Most of the easy discoveries in Egypt have already been made. Oil majors seeking new gas deposits are increasingly drilling offshore at depths that make increased costs inevitable. BP is drilling in water depths of 700 metres in its North Alexandria concession. Its UK rival Shell is drilling in water depths of 2,400 to 2,750 metres in its North-East Mediterranean concession. The total depth of these wells is 4,000 to 4,500 metres.

Egypt has supplied Jordan with gas since the Arab Gas Pipeline to Aqaba opened in 2003. Jordan, which subsidises oil and gas for its 5.9-million-strong population, gets the gas at a substantial discount from Egypt. While the oil majors all want profitable access to the Egyptian market, many privately worry that Egypt has insufficient reserves to continue subsidising its neighbours' consumption. A plan to build a new pipeline that could export 2,000 to 7,000 million cubic metres of gas to Israel would only speed up the consumption of Egypt's dwindling gas supplies.

Financial market

The success of Egypt's financial market is probably the clearest sign that the reformers' period in government has brought success to the economy. The Cairo & Alexandria Stock Exchange's main index, the CASE 30, is up 26 per cent since the beginning of 2007. Investors from the Gulf are behind some of the rise. Stock exchanges from Kuwait to the UAE crashed during the first quarter of 2007. CASE, which largely avoided the downturn in the Gulf, was seen by many burned investors as a good alternative home for their cash.

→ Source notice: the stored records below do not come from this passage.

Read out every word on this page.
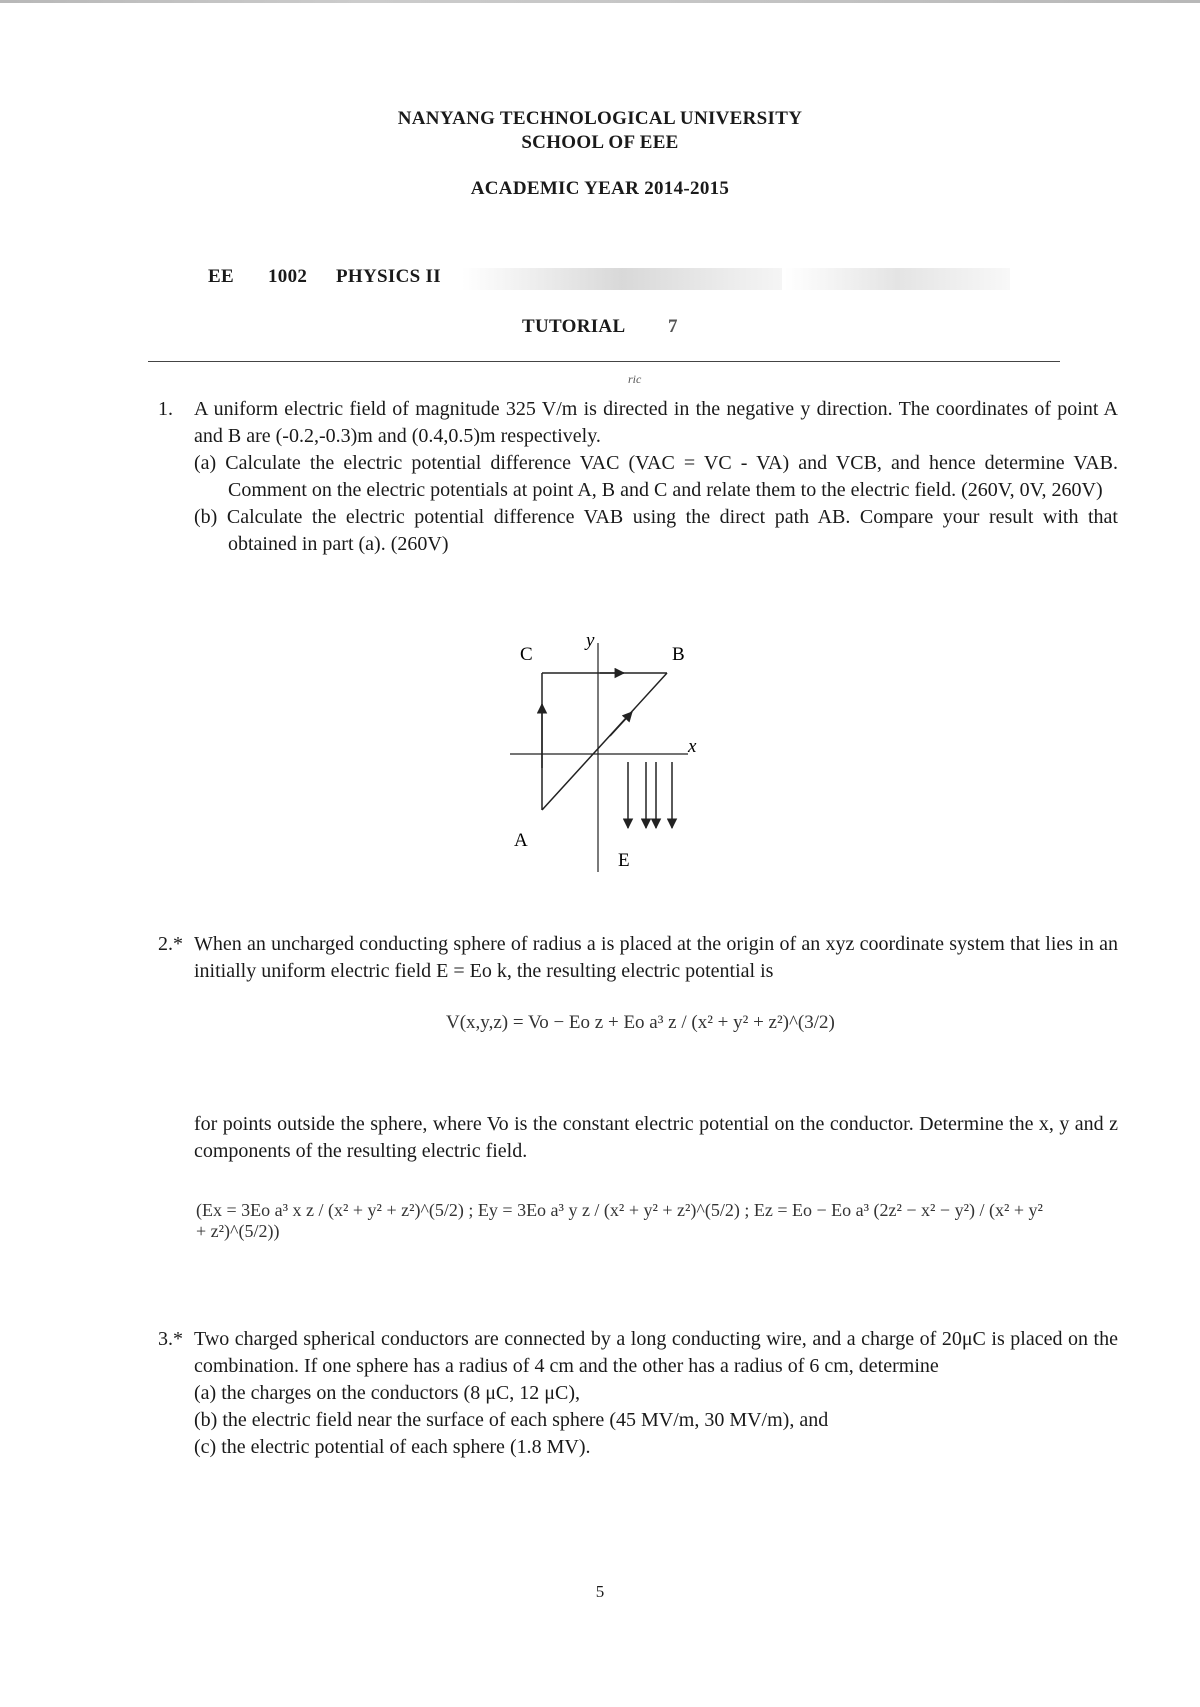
NANYANG TECHNOLOGICAL UNIVERSITY
SCHOOL OF EEE
ACADEMIC YEAR 2014-2015
EE 1002 PHYSICS II
TUTORIAL 7
ric
1. A uniform electric field of magnitude 325 V/m is directed in the negative y direction. The coordinates of point A and B are (-0.2,-0.3)m and (0.4,0.5)m respectively.
(a) Calculate the electric potential difference VAC (VAC = VC - VA) and VCB, and hence determine VAB. Comment on the electric potentials at point A, B and C and relate them to the electric field. (260V, 0V, 260V)
(b) Calculate the electric potential difference VAB using the direct path AB. Compare your result with that obtained in part (a). (260V)
C	B
A
y
x
E
2.* When an uncharged conducting sphere of radius a is placed at the origin of an xyz coordinate system that lies in an initially uniform electric field E = Eo k, the resulting electric potential is
V(x,y,z) = Vo − Eo z + Eo a³ z / (x² + y² + z²)^(3/2)
for points outside the sphere, where Vo is the constant electric potential on the conductor. Determine the x, y and z components of the resulting electric field.
(Ex = 3Eo a³ x z / (x² + y² + z²)^(5/2) ; Ey = 3Eo a³ y z / (x² + y² + z²)^(5/2) ; Ez = Eo − Eo a³ (2z² − x² − y²) / (x² + y² + z²)^(5/2))
3.* Two charged spherical conductors are connected by a long conducting wire, and a charge of 20μC is placed on the combination. If one sphere has a radius of 4 cm and the other has a radius of 6 cm, determine
(a) the charges on the conductors (8 μC, 12 μC),
(b) the electric field near the surface of each sphere (45 MV/m, 30 MV/m), and
(c) the electric potential of each sphere (1.8 MV).
5
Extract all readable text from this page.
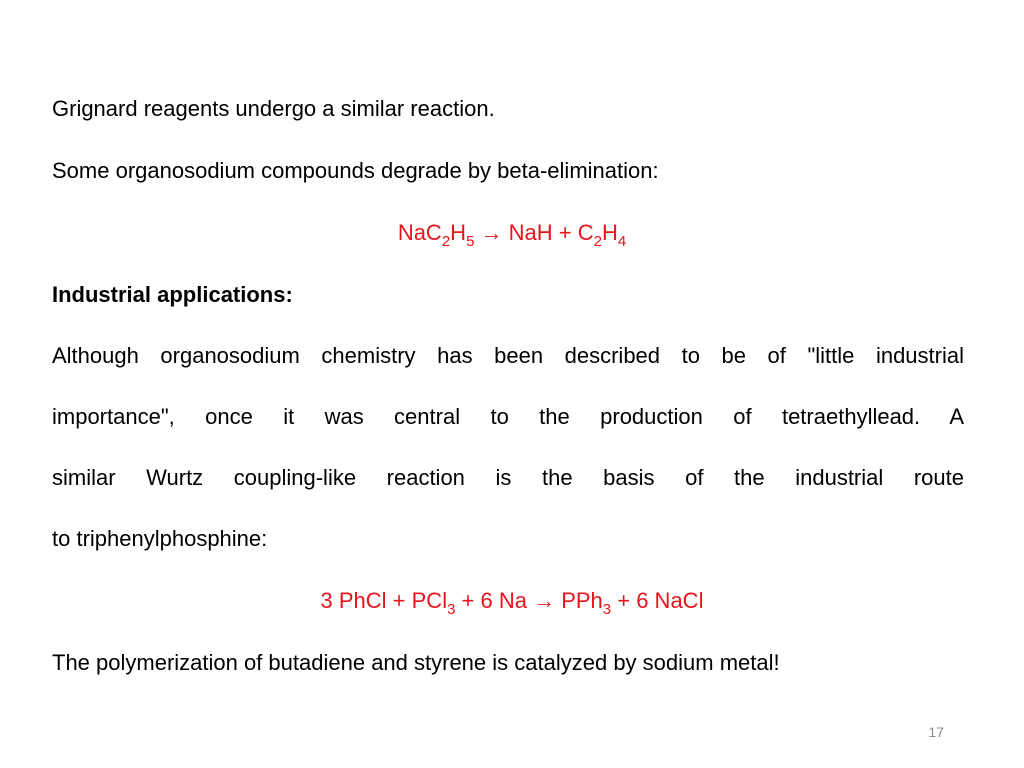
Grignard reagents undergo a similar reaction.
Some organosodium compounds degrade by beta-elimination:
$NaC_2H_5$ → NaH + $C_2H_4$
Industrial applications:
Although organosodium chemistry has been described to be of "little industrial
importance", once it was central to the production of tetraethyllead. A
similar Wurtz coupling-like reaction is the basis of the industrial route
to triphenylphosphine:
3 PhCl + PCl$_3$ + 6 Na → PPh$_3$ + 6 NaCl
The polymerization of butadiene and styrene is catalyzed by sodium metal!
17
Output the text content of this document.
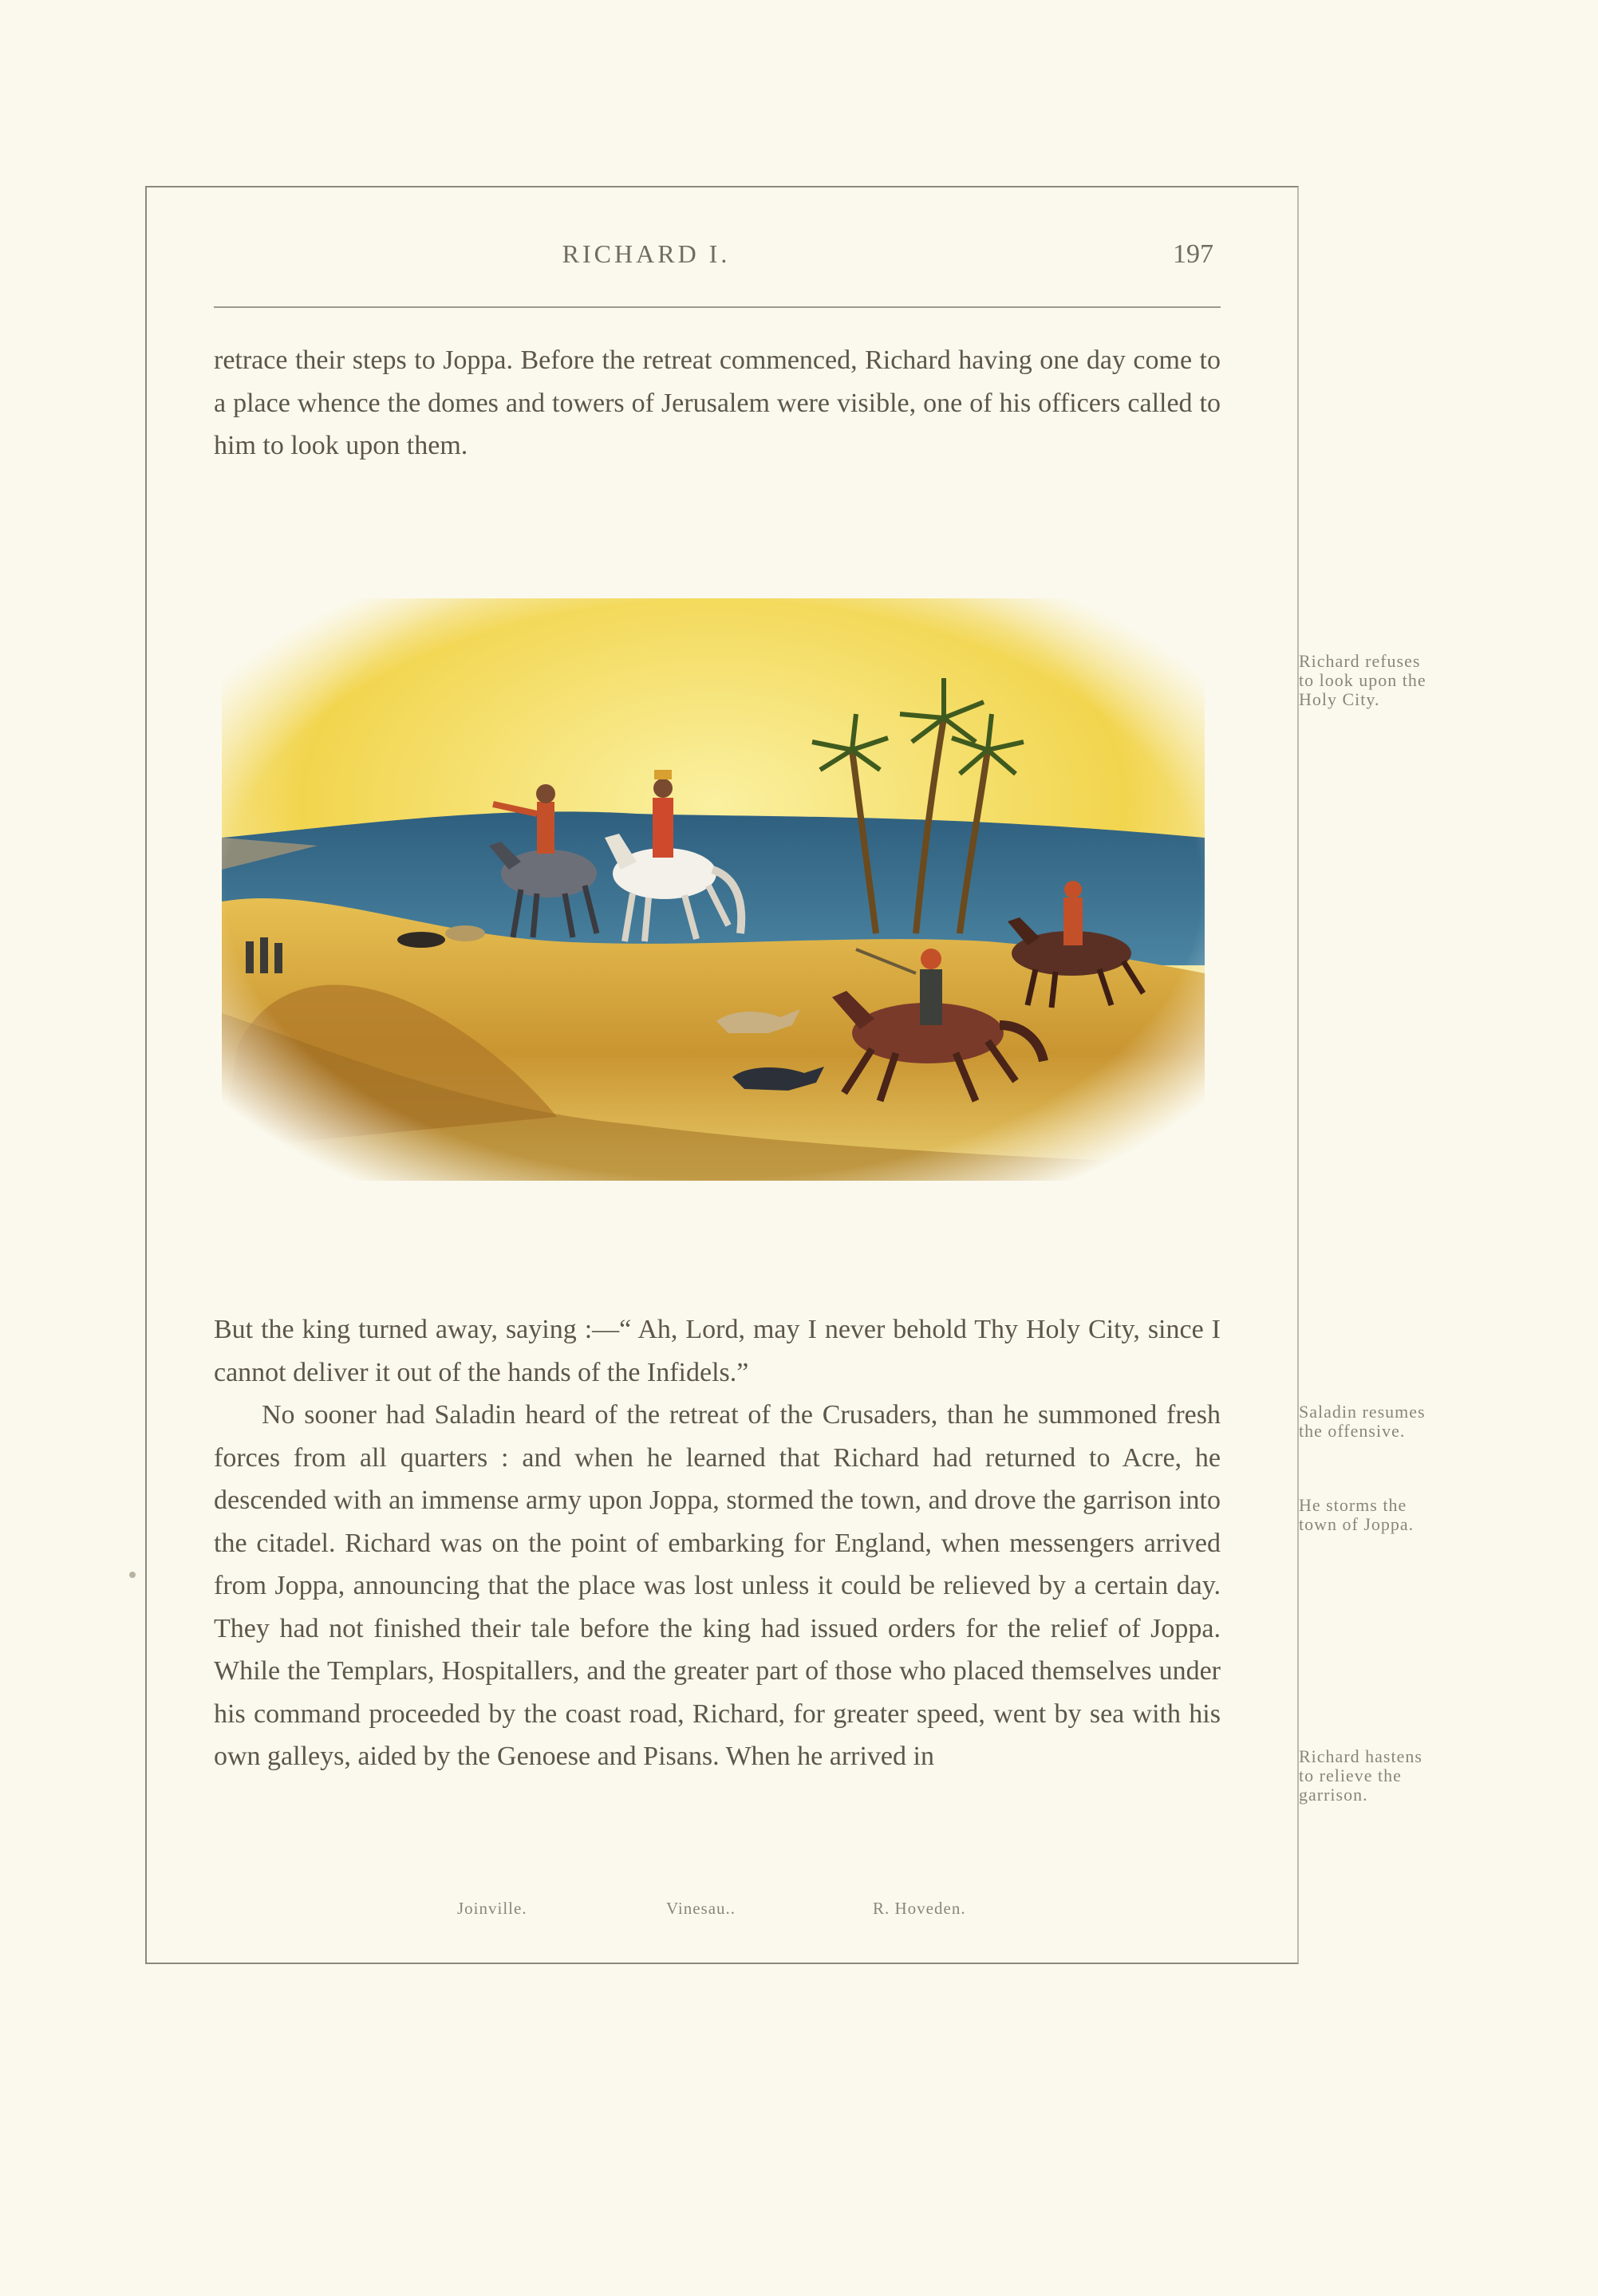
RICHARD I.	197

retrace their steps to Joppa. Before the retreat commenced, Richard having one day come to a place whence the domes and towers of Jerusalem were visible, one of his officers called to him to look upon them.

But the king turned away, saying :—“ Ah, Lord, may I never behold Thy Holy City, since I cannot deliver it out of the hands of the Infidels.”

No sooner had Saladin heard of the retreat of the Crusaders, than he summoned fresh forces from all quarters : and when he learned that Richard had returned to Acre, he descended with an immense army upon Joppa, stormed the town, and drove the garrison into the citadel. Richard was on the point of embarking for England, when messengers arrived from Joppa, announcing that the place was lost unless it could be relieved by a certain day. They had not finished their tale before the king had issued orders for the relief of Joppa. While the Templars, Hospitallers, and the greater part of those who placed themselves under his command proceeded by the coast road, Richard, for greater speed, went by sea with his own galleys, aided by the Genoese and Pisans. When he arrived in

Richard refuses to look upon the Holy City.
Saladin resumes the offensive.
He storms the town of Joppa.
Richard hastens to relieve the garrison.
Joinville.	Vinesau..	R. Hoveden.
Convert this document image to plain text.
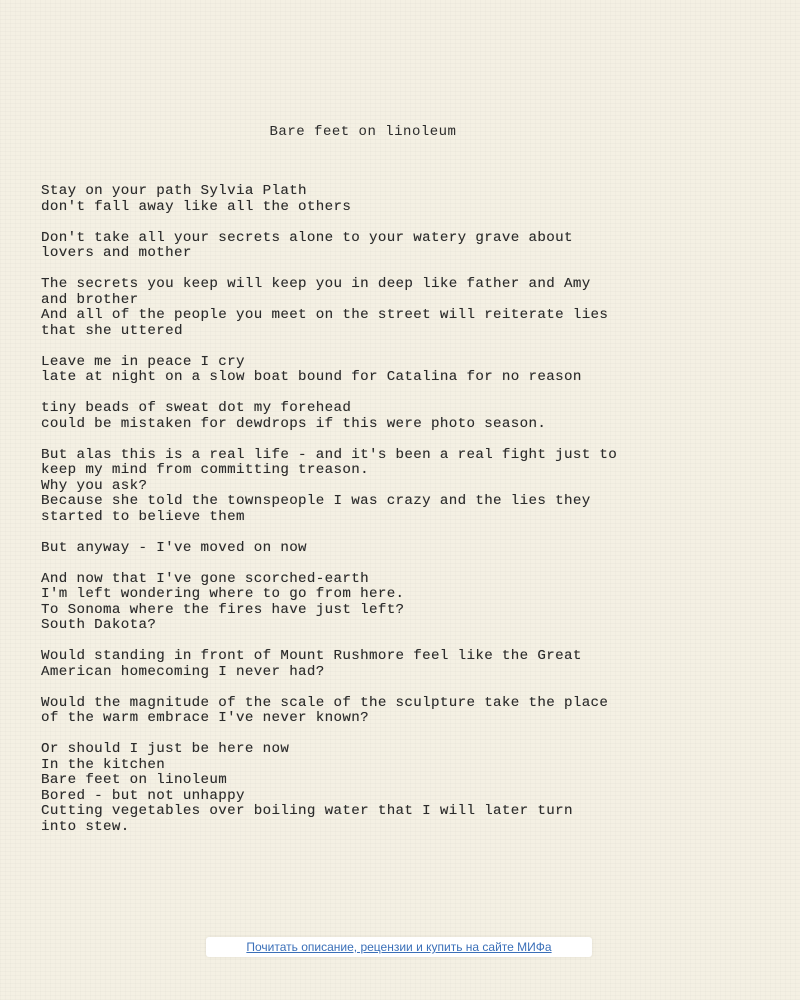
Bare feet on linoleum
Stay on your path Sylvia Plath
don't fall away like all the others
Don't take all your secrets alone to your watery grave about
lovers and mother
The secrets you keep will keep you in deep like father and Amy
and brother
And all of the people you meet on the street will reiterate lies
that she uttered
Leave me in peace I cry
late at night on a slow boat bound for Catalina for no reason
tiny beads of sweat dot my forehead
could be mistaken for dewdrops if this were photo season.
But alas this is a real life - and it's been a real fight just to
keep my mind from committing treason.
Why you ask?
Because she told the townspeople I was crazy and the lies they
started to believe them
But anyway - I've moved on now
And now that I've gone scorched-earth
I'm left wondering where to go from here.
To Sonoma where the fires have just left?
South Dakota?
Would standing in front of Mount Rushmore feel like the Great
American homecoming I never had?
Would the magnitude of the scale of the sculpture take the place
of the warm embrace I've never known?
Or should I just be here now
In the kitchen
Bare feet on linoleum
Bored - but not unhappy
Cutting vegetables over boiling water that I will later turn
into stew.
Почитать описание, рецензии и купить на сайте МИФа
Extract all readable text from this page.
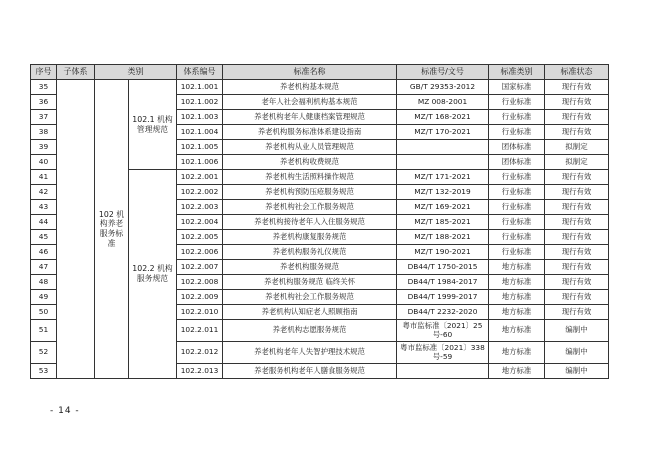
序号	子体系	类别		体系编号	标准名称	标准号/文号	标准类别	标准状态
35		102 机构养老服务标准	102.1 机构管理规范	102.1.001	养老机构基本规范	GB/T 29353-2012	国家标准	现行有效
36				102.1.002	老年人社会福利机构基本规范	MZ 008-2001	行业标准	现行有效
37				102.1.003	养老机构老年人健康档案管理规范	MZ/T 168-2021	行业标准	现行有效
38				102.1.004	养老机构服务标准体系建设指南	MZ/T 170-2021	行业标准	现行有效
39				102.1.005	养老机构从业人员管理规范		团体标准	拟制定
40				102.1.006	养老机构收费规范		团体标准	拟制定
41			102.2 机构服务规范	102.2.001	养老机构生活照料操作规范	MZ/T 171-2021	行业标准	现行有效
42				102.2.002	养老机构预防压疮服务规范	MZ/T 132-2019	行业标准	现行有效
43				102.2.003	养老机构社会工作服务规范	MZ/T 169-2021	行业标准	现行有效
44				102.2.004	养老机构接待老年人入住服务规范	MZ/T 185-2021	行业标准	现行有效
45				102.2.005	养老机构康复服务规范	MZ/T 188-2021	行业标准	现行有效
46				102.2.006	养老机构服务礼仪规范	MZ/T 190-2021	行业标准	现行有效
47				102.2.007	养老机构服务规范	DB44/T 1750-2015	地方标准	现行有效
48				102.2.008	养老机构服务规范 临终关怀	DB44/T 1984-2017	地方标准	现行有效
49				102.2.009	养老机构社会工作服务规范	DB44/T 1999-2017	地方标准	现行有效
50				102.2.010	养老机构认知症老人照顾指南	DB44/T 2232-2020	地方标准	现行有效
51				102.2.011	养老机构志愿服务规范	粤市监标准〔2021〕25 号-60	地方标准	编制中
52				102.2.012	养老机构老年人失智护理技术规范	粤市监标准〔2021〕338 号-59	地方标准	编制中
53				102.2.013	养老服务机构老年人膳食服务规范		地方标准	编制中
- 14 -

The privatisation of Egypt's state-owned companies has helped create new investment opportunities. The government has many more enterprises to sell. The national airline Egypt Air is one of the assets that would find a willing foreign buyer. The Dubai International Financial Centre's chief economist Nasser Saidi has even suggested that the government should sell a strategic stake of around 20 per cent to a foreign operator that could then transform the airline. Once the transformation is complete, the government could sell its majority stake for a handsome profit.

Egypt Air is not the only part of Egypt's transport system in need of reform. Cairo's 17-million-strong population have to endure some of the worst traffic jams in the Middle East. The 6th of October bridge grinds to a halt every day and some parts of Cairo experience 24-hour traffic jams. Cairo does have a metro system, but it lacks the scale to reduce the city's chronic congestion problem. Some roads are being expanded or widened. The 26th of July road will soon have double the number of lanes in the stretch between Smart Village and the outskirts of the main city.

Telecoms

Liberalisation has brought quick benefits to Egypt's telecoms sector. Since the regulator announced the terms for the country's third mobile phone licence in February 2006, the number of mobile phone customers has increased from seven million to 27 million. Etisalat Misr, the Egyptian subsidiary of the UAE's Etisalat, signed up more than one million customers within three months of its launch in May 2007.

Mobinil, the Egyptian subsidiary of Orascom Telecom, and Vodafone Egypt, which is jointly owned by the UK's Vodafone and fixed-line operator Telecom Egypt, have slashed prices in preparation for Etisalat Misr's launch. The number of active subscribers at Mobinil jumped to 13.7 million in the third quarter of 2007. UK-based consultancy Analysys is forecasting that mobile phone revenues in Egypt will grow faster than any other country in the Middle East between 2007 and 2011. It expects revenue growth of 20 per cent a year until then.